Что ты и делаешь. Однажды ночью ты возвращаешься в магазин, осторожно отпираешь дверь, чтобы не задеть латунный колокольчик над ней. Проходишь в заднюю комнату, включаешь свет и начинаешь работать. Твоя первая попытка оказывается не очень удачной. Просто потому, что ты только наблюдала, как он работает, но ни разу не делала этого сама, своими руками. Твой первый туфель — это скрюченный мужской лофер, какой-то неряшливо сшитый комок. На рассвете ты прибираешься в мастерской и выскальзываешь на улицу, чтобы урвать пару часов сна перед новым рабочим днем.
Твоя следующая попытка удается несколько лучше, но не намного. Кажется, будто твои пальцы просто не в состоянии ровно положить швы, и ты переделываешь все снова, снова, снова и снова, пока у тебя не получается пользоваться алмазной иголкой, не уколов пальцев. Форма твоих туфель тоже становится лучше. У тебя пристрастие к каблукам эпохи Великой французской революции, то есть к их отсутствию. Все равны. Месяц за месяцем ты переделываешь туфли, корпишь над ними, зарабатываешь водяные пузыри и отслаивающуюся кожу на руках, отрезаешь и подклеиваешь до тех пор, пока перед тобой не выстраиваются пять пар вышитых туфелек на плоской подошве в китайском стиле. Свою первую коллекцию ты называешь «Уровень».
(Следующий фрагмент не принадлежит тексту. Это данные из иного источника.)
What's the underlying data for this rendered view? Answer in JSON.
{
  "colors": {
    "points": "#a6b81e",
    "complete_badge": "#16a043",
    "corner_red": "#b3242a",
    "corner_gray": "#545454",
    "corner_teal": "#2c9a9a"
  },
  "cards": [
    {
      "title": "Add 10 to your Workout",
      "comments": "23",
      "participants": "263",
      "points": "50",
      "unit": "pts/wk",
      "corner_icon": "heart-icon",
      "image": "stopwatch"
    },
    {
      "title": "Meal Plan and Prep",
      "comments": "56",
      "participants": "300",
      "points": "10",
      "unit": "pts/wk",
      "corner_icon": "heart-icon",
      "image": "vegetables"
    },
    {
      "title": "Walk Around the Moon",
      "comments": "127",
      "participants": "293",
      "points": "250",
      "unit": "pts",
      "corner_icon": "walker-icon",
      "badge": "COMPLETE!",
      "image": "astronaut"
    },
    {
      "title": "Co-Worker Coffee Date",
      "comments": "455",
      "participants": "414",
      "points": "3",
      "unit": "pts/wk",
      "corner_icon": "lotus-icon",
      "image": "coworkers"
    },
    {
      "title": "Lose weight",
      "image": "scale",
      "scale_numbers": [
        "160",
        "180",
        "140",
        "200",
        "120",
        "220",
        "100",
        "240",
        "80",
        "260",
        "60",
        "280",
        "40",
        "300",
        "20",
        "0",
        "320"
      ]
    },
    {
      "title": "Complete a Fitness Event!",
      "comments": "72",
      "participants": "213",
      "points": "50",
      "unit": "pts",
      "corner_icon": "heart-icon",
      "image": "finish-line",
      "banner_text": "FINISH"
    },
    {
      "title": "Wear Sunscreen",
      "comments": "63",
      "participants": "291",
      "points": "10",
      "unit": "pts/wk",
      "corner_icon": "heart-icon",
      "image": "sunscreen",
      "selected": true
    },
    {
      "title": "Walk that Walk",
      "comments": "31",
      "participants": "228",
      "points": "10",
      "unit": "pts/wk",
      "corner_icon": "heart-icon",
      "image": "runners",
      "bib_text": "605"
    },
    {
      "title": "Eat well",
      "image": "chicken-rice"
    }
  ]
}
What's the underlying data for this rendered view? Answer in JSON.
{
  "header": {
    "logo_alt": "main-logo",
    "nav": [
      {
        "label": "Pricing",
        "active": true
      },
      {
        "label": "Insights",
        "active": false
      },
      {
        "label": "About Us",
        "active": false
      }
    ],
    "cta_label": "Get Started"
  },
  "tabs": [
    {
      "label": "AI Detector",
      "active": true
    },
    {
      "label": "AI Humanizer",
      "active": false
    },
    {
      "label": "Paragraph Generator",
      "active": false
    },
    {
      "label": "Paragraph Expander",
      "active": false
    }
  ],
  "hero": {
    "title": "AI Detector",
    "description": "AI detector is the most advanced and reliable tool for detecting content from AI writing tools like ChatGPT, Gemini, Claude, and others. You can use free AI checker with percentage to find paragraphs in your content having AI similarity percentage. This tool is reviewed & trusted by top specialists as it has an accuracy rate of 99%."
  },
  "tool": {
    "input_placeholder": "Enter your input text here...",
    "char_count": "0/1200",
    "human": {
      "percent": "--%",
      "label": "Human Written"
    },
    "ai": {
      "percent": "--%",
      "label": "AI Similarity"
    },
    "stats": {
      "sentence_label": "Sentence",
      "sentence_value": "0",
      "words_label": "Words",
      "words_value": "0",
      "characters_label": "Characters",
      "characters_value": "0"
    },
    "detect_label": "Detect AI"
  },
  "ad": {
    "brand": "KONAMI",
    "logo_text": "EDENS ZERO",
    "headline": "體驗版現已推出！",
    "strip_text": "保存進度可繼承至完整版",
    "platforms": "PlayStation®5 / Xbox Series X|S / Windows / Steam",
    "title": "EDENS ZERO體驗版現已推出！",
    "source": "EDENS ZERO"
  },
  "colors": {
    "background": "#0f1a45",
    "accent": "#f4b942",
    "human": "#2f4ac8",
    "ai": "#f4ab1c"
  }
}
Изрядно поволновавшись и понервничав, ты показываешь свои творения синьору Инноценти. Ты выстраиваешь свои туфли на его рабочем столе и ждешь его прихода. Когда он замечает туфли (прошаркав к кассе, волоча ноги и ворча по поводу пробковых крошек), он останавливается как вкопанный. Он обходит стол и берет одну из туфель в руки. Он изучает ее, снова и снова вертит в руках. Он пробегает пальцами по швам, постукивает большим пальцем по подошве. Прочищает горло и подходит к плитке, где наливает себе чашку кофе.
— Откуда они? — спрашивает он, глядя на тебя поверх очков.
— От меня. Я хочу сказать, это я их сделала.
Он делает глоток. Потом еще один. «Поставь их в витрину, — говорит он. — Они уродливые, как лягушки, раздавленные на шоссе, но, может, зайдет кто-нибудь, у кого совсем нет вкуса».
Ты бросаешься с ними к витрине, улыбаясь всю дорогу. Инноценти не на шутку злится и напускается на тех дизайнеров, которые ему больше всего нравятся. Если он их ненавидит, по-настоящему ненавидит, это значит, что на самом деле они ему нравятся и ему хотелось бы, чтобы их было больше. В этот день он особенно ворчлив и не слишком любезен с тобой, поэтому ты думаешь, что на верном пути. В этот день работа в радость, ни один клиент не кажется чересчур грубым, ни одна задача не кажется слишком надуманной. Тебе радостно видеть свои яркие туфли в витрине, которые, как щенки в зоомагазине, ждут, что кто-нибудь их полюбит.